The dual-format release: hwpkit now spans both Hancom serializations — binary .hwp and XML .hwpx — through one API, and gains image insertion on both. .hwp and .hwpx are two encodings of one document model, now documented in docs/OBJECT_MODEL.md.

Added

  • .hwpx (OWPML) support — a new hwpkit.hwpx module:
  • extract_text_from_hwpx(path) — clean text from every section in document order, table-cell content included.
  • HwpxFile — an editor mirroring the binary verbs: inject_text, replace_text, swap_in_para_text, plus describe() / paragraphs() for locating fields. save() re-serializes only the parts that changed and copies the rest byte-for-byte (mimetype kept stored and first).
  • fill_hwpx(in, out, edit_fn) — the one-call analogue of fill_hwp.
  • Image insertion on both formats:
  • place_image(in, out, img, paragraph_index, width_mm=…) for binary .hwp — adds a BinData stream, registers a BIN_DATA record + bumps the ID_MAPPINGS count, and anchors a gso picture object.
  • HwpxFile.place_image(paragraph_index, img, width_mm=…) for .hwpx — adds the BinData/ part, registers it in content.hpf (isEmbeded="1"), and anchors an inline <hp:pic>.
  • Image extents follow the shared HWPUNIT rule (pixels × 75 = 7200/96).
  • CFB entry insertioncfb.add_stream, cfb.add_storage, and cfb.find_entry, built on a correct red-black-tree insert (so Hancom's on-open directory-tree validation passes).

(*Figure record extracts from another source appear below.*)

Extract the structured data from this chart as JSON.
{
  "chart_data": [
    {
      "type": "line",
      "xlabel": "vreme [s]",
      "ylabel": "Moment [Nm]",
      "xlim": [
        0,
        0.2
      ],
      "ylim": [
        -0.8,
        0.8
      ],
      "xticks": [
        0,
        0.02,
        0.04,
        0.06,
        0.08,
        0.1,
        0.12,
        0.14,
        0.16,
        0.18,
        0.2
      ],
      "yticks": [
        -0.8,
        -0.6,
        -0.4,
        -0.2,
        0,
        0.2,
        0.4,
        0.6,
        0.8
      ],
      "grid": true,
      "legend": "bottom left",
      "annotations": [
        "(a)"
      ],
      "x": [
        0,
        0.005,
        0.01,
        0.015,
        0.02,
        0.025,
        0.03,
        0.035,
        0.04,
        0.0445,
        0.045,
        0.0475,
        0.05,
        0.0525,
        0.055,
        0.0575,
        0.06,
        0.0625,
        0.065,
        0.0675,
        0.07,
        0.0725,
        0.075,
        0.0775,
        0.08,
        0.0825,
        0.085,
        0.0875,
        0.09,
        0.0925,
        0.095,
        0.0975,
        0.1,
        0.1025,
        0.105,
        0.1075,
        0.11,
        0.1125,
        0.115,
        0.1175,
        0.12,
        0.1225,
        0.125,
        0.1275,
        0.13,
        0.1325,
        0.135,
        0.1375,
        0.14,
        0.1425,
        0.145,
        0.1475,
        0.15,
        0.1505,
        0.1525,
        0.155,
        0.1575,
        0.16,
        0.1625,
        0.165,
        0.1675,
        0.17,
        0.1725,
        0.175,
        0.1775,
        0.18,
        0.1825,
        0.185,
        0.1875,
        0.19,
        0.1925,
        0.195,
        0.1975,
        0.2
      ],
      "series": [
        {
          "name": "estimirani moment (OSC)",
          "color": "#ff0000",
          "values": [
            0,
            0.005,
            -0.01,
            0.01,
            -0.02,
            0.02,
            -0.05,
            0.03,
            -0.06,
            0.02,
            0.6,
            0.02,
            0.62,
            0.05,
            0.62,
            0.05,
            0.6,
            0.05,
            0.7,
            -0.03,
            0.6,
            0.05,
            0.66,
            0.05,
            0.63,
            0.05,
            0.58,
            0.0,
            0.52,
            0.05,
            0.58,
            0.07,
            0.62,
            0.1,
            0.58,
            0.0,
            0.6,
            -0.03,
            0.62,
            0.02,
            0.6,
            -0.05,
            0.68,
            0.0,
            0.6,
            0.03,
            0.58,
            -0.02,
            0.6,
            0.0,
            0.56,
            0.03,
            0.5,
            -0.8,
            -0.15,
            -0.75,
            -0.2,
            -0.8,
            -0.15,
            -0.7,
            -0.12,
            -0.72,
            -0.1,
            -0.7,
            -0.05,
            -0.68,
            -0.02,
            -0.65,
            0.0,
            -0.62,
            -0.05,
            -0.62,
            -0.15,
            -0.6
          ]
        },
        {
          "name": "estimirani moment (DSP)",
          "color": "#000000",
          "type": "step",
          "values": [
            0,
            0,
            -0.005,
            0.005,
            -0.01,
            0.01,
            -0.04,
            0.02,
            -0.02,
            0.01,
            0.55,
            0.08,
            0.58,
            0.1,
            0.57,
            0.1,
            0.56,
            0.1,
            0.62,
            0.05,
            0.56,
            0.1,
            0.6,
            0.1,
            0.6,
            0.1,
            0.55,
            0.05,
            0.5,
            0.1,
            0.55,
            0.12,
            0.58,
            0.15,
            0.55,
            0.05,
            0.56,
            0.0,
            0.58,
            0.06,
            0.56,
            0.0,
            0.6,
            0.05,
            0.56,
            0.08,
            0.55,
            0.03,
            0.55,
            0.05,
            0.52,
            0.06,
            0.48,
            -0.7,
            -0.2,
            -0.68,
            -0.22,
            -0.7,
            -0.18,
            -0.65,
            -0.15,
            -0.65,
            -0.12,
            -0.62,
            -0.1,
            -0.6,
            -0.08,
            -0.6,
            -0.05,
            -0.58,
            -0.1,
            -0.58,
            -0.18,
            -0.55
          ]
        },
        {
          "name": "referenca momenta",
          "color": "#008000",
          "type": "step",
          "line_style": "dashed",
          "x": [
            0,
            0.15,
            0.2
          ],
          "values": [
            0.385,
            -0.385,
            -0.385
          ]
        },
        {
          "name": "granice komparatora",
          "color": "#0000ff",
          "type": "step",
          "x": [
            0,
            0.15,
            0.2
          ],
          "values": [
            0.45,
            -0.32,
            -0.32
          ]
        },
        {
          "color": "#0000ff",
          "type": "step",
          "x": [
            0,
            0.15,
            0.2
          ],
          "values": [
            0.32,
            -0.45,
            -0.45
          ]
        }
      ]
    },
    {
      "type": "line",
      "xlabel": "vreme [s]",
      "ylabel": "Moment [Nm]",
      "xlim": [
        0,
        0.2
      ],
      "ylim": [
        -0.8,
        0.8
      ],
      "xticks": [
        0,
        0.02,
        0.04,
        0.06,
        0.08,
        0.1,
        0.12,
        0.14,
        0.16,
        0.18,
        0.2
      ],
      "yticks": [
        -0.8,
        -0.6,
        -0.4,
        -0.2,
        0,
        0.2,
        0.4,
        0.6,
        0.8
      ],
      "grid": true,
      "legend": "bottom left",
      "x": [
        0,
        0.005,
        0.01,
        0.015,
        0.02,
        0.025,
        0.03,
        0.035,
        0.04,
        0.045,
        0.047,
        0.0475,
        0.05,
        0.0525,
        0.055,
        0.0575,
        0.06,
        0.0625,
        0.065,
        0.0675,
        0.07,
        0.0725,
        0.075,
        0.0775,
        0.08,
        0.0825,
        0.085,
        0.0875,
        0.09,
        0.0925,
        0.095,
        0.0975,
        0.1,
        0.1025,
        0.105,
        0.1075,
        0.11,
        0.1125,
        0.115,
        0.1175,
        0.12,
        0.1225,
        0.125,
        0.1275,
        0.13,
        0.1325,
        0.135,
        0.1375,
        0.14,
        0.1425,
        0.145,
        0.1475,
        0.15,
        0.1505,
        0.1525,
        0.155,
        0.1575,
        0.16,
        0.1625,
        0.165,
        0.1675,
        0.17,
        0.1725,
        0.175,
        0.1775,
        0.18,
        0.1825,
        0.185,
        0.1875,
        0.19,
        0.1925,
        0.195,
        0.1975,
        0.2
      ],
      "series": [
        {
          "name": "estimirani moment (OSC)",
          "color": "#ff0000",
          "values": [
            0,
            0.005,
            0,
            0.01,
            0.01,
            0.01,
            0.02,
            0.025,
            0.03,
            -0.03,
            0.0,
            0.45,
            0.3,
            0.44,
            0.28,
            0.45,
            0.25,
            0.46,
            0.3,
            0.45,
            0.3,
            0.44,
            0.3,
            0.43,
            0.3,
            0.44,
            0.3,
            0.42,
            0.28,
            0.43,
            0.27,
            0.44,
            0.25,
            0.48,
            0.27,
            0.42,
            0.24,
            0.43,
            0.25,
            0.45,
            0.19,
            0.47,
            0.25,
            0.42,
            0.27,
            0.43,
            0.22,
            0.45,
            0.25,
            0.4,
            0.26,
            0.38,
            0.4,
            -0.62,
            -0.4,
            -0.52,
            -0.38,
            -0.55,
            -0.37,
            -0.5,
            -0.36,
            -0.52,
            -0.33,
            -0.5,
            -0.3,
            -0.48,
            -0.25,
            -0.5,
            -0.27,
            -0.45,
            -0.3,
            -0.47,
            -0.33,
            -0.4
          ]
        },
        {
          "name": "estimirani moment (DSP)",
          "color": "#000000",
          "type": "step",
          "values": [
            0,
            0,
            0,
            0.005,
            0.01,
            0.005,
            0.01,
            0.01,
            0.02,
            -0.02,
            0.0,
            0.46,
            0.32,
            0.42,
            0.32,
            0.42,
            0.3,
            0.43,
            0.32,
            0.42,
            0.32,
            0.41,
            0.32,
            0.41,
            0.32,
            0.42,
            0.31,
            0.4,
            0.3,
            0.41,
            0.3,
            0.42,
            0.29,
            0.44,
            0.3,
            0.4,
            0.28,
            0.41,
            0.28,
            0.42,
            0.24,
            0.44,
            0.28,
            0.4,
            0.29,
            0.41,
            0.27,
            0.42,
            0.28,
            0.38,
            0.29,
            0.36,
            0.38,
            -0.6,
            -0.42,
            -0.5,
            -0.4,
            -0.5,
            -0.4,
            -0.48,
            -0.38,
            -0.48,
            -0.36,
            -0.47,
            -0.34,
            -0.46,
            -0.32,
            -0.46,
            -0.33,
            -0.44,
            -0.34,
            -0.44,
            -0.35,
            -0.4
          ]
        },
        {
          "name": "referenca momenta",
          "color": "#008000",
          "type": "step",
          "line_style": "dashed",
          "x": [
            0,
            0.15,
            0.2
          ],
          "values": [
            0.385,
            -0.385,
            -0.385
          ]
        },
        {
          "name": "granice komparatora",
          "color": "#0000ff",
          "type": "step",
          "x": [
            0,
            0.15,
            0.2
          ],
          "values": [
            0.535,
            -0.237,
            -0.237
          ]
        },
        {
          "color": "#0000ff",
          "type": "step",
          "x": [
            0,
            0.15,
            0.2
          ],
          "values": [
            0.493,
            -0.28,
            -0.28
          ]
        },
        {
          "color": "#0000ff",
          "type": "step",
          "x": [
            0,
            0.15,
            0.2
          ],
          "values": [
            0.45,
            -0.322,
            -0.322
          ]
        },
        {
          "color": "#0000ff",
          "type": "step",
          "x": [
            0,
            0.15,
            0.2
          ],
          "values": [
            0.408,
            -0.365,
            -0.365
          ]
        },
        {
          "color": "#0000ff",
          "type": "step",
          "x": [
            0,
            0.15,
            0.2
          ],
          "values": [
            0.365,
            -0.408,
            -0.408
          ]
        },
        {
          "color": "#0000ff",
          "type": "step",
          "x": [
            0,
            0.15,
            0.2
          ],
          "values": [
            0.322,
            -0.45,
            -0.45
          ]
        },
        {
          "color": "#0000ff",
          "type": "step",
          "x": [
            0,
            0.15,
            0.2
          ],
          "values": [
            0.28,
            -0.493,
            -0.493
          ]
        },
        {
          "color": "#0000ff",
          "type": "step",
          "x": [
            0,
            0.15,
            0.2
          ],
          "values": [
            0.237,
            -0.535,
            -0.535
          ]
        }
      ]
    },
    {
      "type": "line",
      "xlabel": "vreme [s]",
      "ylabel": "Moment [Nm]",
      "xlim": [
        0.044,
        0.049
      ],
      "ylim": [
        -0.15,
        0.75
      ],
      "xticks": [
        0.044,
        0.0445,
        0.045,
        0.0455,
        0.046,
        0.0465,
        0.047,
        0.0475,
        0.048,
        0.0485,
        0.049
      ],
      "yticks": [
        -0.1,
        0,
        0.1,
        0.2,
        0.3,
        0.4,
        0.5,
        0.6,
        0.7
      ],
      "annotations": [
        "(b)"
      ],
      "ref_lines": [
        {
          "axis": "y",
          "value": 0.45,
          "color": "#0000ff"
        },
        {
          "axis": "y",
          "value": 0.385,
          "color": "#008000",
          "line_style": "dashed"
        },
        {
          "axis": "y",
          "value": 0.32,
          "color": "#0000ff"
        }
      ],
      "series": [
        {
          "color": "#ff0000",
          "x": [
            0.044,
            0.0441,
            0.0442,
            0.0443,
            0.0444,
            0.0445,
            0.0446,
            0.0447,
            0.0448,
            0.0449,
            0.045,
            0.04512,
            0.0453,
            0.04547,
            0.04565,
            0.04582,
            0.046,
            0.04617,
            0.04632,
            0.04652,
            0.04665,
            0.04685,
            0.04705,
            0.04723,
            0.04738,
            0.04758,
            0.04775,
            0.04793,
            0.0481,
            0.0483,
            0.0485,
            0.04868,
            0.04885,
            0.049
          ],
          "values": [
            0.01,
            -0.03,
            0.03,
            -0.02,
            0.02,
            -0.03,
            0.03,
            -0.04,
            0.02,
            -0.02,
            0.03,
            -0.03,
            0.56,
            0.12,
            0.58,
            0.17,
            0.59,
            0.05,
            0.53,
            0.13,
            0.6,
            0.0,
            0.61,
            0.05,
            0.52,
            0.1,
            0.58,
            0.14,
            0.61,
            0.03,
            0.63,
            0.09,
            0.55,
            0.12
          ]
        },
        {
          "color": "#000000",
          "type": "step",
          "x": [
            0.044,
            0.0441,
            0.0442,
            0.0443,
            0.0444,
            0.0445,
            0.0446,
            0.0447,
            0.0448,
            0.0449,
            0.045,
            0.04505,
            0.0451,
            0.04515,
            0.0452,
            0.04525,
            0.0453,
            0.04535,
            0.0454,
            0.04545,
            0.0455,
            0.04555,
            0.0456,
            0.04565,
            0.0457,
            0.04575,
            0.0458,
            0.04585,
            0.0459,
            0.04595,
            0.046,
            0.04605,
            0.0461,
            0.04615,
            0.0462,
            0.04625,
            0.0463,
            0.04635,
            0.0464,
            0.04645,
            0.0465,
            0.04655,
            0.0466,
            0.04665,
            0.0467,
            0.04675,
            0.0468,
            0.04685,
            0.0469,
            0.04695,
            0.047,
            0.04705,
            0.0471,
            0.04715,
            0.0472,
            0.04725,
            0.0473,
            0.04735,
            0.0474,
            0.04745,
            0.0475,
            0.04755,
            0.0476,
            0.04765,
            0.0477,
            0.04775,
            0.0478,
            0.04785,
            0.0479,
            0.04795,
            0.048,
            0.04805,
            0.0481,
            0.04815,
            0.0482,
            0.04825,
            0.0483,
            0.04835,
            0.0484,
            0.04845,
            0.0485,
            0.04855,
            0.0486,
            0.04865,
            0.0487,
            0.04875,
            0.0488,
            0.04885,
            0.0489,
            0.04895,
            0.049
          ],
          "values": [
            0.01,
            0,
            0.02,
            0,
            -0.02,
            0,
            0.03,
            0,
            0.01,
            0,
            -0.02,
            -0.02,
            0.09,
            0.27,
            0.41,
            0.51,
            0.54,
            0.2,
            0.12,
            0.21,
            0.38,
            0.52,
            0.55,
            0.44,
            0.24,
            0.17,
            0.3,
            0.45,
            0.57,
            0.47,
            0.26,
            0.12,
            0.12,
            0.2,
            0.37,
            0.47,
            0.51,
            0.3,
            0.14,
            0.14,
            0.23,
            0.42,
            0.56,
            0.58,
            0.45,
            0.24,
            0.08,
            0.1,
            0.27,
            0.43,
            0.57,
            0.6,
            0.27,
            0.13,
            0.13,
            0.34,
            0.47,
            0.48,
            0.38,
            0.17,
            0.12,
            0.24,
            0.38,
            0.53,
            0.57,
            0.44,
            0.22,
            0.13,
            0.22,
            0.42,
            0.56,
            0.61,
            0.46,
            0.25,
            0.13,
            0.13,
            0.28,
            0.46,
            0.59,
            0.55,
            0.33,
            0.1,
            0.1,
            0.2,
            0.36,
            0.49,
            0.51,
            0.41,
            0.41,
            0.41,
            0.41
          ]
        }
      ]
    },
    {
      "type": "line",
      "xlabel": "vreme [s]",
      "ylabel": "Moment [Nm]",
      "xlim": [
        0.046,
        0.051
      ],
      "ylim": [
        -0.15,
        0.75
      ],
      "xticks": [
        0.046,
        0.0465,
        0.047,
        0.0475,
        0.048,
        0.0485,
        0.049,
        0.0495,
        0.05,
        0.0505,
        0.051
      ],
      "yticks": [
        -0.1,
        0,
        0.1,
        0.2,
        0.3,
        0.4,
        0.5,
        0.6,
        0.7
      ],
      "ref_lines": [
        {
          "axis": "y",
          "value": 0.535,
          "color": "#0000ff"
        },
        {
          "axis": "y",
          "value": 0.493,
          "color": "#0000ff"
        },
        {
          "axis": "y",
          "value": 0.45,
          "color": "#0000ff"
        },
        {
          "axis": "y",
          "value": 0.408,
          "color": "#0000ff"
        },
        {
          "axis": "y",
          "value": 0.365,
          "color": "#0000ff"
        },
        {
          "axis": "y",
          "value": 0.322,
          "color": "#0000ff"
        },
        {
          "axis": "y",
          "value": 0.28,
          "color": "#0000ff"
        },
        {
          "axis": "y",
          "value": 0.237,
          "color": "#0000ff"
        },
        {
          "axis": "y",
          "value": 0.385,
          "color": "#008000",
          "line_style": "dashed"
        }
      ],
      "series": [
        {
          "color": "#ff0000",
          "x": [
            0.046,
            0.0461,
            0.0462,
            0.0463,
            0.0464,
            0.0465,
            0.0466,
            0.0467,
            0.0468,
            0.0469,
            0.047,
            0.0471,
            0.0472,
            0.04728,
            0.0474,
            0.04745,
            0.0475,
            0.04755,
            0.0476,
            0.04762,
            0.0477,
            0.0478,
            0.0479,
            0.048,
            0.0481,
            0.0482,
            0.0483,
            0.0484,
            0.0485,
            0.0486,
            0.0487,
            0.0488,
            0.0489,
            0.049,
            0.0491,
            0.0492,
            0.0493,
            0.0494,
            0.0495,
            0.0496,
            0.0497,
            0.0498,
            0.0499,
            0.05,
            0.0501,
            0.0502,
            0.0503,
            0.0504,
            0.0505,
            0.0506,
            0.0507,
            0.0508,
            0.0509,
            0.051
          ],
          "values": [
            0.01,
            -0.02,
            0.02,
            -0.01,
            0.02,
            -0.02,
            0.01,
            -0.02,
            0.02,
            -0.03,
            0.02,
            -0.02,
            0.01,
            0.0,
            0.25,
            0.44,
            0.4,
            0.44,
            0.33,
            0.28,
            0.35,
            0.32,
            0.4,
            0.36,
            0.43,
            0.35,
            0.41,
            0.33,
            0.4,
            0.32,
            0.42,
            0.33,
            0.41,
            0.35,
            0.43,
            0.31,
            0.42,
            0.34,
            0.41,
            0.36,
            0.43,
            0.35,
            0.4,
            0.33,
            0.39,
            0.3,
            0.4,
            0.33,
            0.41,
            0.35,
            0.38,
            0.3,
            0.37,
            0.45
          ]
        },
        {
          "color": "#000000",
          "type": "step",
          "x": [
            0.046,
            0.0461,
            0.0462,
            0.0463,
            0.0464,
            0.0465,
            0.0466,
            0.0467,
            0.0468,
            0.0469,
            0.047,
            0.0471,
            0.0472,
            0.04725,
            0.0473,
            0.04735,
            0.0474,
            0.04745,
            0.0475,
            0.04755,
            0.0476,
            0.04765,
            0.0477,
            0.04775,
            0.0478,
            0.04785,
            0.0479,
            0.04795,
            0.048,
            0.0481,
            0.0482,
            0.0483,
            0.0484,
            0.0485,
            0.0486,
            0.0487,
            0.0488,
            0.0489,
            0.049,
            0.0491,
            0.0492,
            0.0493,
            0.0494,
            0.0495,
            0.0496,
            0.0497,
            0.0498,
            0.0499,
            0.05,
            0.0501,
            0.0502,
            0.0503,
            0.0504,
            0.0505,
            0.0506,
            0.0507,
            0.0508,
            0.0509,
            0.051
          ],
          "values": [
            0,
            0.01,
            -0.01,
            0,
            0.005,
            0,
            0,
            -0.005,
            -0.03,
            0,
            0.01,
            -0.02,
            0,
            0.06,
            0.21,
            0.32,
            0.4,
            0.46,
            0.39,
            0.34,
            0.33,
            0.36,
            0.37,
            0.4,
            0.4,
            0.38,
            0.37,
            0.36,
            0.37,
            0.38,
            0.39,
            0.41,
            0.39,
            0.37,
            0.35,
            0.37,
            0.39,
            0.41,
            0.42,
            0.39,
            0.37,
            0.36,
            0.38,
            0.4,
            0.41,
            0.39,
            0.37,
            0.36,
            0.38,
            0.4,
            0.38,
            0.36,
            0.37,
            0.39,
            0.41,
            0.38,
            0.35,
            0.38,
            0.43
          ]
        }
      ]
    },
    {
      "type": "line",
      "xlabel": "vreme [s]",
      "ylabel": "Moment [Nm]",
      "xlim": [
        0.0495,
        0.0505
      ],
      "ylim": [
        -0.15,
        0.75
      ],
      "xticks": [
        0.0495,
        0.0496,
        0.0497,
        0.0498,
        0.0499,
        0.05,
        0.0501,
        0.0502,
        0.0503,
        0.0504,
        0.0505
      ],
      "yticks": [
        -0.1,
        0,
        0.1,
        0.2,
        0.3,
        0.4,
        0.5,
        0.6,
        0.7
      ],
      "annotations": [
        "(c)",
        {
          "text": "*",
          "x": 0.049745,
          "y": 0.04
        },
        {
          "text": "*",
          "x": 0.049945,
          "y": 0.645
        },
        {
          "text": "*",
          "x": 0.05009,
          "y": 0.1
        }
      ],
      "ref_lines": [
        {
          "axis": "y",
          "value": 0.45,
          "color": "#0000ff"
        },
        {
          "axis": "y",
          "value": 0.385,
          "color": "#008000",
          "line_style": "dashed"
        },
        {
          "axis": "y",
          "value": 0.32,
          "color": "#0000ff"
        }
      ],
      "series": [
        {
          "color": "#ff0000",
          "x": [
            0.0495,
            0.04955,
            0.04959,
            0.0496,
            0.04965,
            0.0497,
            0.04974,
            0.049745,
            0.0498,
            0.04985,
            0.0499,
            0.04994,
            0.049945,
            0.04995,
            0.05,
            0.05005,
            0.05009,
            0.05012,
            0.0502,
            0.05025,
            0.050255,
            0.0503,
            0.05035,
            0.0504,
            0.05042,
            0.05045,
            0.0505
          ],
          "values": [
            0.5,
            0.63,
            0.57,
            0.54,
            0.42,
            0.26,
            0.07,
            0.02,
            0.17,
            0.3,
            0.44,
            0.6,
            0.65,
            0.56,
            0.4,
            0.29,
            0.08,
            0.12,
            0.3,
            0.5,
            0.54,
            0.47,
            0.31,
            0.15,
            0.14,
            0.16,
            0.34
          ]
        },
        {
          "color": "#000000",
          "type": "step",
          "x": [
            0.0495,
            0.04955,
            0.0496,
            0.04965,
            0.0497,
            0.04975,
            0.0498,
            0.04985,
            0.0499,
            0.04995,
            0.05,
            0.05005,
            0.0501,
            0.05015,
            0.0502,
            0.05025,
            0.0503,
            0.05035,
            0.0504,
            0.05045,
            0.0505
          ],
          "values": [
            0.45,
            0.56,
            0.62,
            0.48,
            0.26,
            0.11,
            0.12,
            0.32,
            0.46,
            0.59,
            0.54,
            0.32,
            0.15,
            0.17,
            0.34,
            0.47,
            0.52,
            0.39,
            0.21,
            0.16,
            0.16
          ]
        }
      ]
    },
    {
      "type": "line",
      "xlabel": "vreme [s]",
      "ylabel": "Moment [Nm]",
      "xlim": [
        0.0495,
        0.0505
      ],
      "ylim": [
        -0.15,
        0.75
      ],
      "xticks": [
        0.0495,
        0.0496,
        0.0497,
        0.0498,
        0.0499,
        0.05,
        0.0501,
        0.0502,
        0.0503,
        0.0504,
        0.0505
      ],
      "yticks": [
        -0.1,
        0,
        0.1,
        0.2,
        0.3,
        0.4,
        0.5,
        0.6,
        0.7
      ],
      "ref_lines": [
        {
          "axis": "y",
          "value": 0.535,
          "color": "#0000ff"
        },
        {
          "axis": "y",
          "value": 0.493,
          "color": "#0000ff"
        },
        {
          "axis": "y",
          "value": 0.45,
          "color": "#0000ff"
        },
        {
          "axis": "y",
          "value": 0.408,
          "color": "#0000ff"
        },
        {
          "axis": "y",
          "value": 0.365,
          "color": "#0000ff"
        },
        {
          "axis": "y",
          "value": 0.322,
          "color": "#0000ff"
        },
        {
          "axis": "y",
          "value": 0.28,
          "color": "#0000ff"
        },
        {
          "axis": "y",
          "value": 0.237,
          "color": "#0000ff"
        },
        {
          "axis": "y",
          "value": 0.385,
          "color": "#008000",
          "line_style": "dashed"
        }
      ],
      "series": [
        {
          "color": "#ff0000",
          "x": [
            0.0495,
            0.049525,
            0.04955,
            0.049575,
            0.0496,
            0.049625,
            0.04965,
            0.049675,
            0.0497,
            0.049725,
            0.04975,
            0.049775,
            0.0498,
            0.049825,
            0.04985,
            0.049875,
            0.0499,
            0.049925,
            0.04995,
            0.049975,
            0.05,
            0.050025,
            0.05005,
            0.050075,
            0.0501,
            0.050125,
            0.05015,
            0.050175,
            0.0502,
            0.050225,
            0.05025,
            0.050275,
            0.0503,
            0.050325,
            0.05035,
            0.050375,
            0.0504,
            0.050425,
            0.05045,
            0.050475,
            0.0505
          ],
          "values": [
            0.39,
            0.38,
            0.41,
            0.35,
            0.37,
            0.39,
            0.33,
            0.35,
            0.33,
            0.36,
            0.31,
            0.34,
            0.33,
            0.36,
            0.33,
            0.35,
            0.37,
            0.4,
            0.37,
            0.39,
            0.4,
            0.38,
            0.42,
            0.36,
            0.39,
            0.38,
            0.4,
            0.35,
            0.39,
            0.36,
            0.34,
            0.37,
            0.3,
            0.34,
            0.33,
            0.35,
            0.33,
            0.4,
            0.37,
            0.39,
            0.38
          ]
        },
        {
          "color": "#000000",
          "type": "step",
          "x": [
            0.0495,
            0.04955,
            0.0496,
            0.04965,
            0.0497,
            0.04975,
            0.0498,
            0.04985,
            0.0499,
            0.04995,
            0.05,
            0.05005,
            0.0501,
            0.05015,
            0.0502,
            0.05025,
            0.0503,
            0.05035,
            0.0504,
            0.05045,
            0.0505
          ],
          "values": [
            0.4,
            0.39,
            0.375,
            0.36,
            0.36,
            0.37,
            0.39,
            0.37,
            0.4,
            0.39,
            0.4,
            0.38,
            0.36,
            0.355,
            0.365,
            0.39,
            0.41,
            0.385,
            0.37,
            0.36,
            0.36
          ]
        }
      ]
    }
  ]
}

This is what makes adding a new BinData stream possible without corrupting the container.
  • Unified text extractionextract_text_from_file(path) detects .hwp vs .hwpx by container content (not extension); the hwpkit-text CLI dispatches the same way.
  • Docsdocs/OBJECT_MODEL.md (binary-record ↔ OWPML map and the shared HWPUNIT unit); docs/RECORD_FORMAT.md gains an "Embedded images" section; docs/GOTCHAS.md gains §5 on image-extent sizing.
  • Optional extrashwpkit[hwpx] (lxml), hwpkit[image] (Pillow), hwpkit[full]. Both heavy deps are imported lazily, so the core install stays at just olefile.

Notes

  • Backward compatible: every existing import and function is unchanged.
  • lxml / Pillow are only required for the features that use them; a binary-only .hwp workflow needs neither.

0.1.4 — 2026-05-19

  • Credit Ebenworks in the README footer and PyPI sidebar.

[0.1.1] – [0.1.3]

  • Packaging and presentation polish: logo and GitHub social preview, absolute logo URL for PyPI rendering, expanded metadata/keywords, PyPI trusted-publishing workflow, badge cleanup.

0.1.0

  • Initial release (renamed from hwpedit): binary HWP 5.0 plain-text extraction, form filling (inject_text / replace_text / swap_in_para_text), the CFB rewriter that preserves directory-tree topology, per-script CharShape font control, and the hwpkit-inspect / hwpkit-text CLIs.